Palm oil set for 4% weekly fall on demand concerns
The benchmark palm oil contract for June delivery on the Bursa Malaysia Derivatives Exchange hit its lowest since March 23.

Malaysia's end-March palm oil stocks likely rose 1 per cent from the month before to 1.67 million tonnes, according to forecasts from CGS-CIMB Research.
The benchmark palm oil contract for June delivery on the Bursa Malaysia Derivatives Exchange hit its lowest since March 23 and was down 32 ringgit, or 1.38 per cent, to 2,279 ringgit ($525.72) per tonne by 0252 GMT.

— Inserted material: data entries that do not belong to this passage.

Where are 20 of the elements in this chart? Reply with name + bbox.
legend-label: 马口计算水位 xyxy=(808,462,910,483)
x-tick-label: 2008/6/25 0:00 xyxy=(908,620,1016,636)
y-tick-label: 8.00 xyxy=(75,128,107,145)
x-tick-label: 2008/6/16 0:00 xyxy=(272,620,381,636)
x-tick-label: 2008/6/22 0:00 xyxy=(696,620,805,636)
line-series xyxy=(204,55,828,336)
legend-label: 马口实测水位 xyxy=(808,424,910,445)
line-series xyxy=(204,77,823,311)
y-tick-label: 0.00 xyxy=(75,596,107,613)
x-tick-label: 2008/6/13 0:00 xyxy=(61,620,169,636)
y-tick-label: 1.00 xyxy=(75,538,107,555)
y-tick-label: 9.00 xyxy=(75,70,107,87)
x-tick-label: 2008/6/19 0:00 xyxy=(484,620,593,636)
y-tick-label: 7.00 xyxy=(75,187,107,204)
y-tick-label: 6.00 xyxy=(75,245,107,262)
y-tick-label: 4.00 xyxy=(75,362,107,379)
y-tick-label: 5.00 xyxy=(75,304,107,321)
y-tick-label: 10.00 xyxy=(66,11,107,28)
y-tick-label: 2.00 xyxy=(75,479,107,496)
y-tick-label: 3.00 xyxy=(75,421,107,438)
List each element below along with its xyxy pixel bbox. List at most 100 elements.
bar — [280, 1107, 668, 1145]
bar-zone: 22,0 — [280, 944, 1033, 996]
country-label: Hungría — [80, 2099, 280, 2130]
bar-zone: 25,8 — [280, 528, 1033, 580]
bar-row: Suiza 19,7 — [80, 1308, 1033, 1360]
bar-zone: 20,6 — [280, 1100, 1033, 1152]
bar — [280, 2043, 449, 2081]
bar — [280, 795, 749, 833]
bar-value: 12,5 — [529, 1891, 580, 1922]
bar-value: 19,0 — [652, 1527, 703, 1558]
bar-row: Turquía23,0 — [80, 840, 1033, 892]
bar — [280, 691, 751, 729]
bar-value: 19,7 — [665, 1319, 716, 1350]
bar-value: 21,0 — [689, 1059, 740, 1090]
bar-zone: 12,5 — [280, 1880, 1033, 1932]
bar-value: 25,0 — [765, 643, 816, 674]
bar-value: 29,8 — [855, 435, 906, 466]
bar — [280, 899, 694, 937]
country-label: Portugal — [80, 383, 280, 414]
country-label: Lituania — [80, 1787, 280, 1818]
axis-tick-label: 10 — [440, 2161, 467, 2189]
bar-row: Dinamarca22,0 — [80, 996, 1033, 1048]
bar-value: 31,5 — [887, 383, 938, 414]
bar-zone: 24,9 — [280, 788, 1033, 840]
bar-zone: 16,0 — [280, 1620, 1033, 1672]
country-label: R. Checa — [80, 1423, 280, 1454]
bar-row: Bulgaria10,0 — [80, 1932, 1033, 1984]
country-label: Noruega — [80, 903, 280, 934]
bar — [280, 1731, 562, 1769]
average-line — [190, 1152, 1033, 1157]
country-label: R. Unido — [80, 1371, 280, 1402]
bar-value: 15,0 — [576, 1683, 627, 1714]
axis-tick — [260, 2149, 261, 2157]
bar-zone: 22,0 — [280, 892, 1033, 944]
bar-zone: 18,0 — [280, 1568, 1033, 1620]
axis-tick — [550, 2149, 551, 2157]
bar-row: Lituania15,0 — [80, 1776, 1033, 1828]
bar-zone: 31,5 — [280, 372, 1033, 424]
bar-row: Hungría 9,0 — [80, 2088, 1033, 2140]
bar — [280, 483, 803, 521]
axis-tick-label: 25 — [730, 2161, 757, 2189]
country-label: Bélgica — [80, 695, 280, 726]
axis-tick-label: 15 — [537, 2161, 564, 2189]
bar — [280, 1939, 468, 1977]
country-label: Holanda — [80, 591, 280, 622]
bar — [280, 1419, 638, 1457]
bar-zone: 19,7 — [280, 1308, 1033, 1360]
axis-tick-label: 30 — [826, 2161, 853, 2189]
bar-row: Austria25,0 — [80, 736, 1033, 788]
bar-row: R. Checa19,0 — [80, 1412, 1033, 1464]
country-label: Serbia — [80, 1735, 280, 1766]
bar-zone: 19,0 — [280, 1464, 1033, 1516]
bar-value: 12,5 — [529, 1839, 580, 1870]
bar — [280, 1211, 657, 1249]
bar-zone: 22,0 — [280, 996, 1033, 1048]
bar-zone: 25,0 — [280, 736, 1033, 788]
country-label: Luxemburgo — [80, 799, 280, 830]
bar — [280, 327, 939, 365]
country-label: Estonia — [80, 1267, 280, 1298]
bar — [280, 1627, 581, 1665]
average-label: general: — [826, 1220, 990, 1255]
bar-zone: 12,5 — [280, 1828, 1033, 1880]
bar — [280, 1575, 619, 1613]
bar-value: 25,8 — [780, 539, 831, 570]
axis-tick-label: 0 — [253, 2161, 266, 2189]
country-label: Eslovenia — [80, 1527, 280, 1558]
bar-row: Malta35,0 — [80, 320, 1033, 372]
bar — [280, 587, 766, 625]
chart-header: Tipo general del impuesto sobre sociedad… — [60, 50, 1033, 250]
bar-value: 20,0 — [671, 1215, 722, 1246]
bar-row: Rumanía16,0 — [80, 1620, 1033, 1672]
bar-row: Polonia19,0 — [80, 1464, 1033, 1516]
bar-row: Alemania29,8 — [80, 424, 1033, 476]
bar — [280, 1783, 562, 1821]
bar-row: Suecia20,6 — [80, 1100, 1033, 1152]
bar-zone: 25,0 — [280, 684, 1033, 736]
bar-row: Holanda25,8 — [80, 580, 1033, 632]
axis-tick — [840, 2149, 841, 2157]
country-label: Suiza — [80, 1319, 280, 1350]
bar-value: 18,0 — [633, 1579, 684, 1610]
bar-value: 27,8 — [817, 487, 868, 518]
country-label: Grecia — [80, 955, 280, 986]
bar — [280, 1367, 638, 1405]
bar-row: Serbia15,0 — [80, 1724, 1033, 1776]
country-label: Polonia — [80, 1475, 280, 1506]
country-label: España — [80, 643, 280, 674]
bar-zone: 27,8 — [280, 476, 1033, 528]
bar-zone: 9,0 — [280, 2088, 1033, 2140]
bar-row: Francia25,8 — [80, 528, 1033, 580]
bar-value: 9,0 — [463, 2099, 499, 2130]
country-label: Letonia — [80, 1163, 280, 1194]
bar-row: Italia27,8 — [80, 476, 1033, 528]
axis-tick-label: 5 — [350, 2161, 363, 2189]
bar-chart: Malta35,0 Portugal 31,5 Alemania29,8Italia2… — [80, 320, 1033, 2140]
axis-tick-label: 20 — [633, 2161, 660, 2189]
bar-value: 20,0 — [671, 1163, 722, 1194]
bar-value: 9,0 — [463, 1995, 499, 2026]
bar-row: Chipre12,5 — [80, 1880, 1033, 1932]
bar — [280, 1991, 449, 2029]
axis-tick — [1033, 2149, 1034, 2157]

Palm was down more than 4 per cent for the week on mounting concerns over a slump in global demand for the edible oil as the number of coronavirus cases around the world surpassed 1 million.
FUNDAMENTALS
Malaysia's end-March palm oil stocks likely rose 1 per cent from the month before to 1.67 million tonnes, according to forecasts from CGS-CIMB Research.
Malaysia's commodities ministry is appealing to its biggest palm producing state, Sabah, to reopen plantations that have been suspended until mid-April in the fight against the coronavirus, the minister told state TV on Thursday.
Palm oil is affected by price movements in related oils as they compete for a share in the global vegetable oils market.
Palm oil may fall towards 2,253 ringgit per tonne, as it has cleared a support at 2,327 ringgit, said Reuters technical analyst Wang Tao.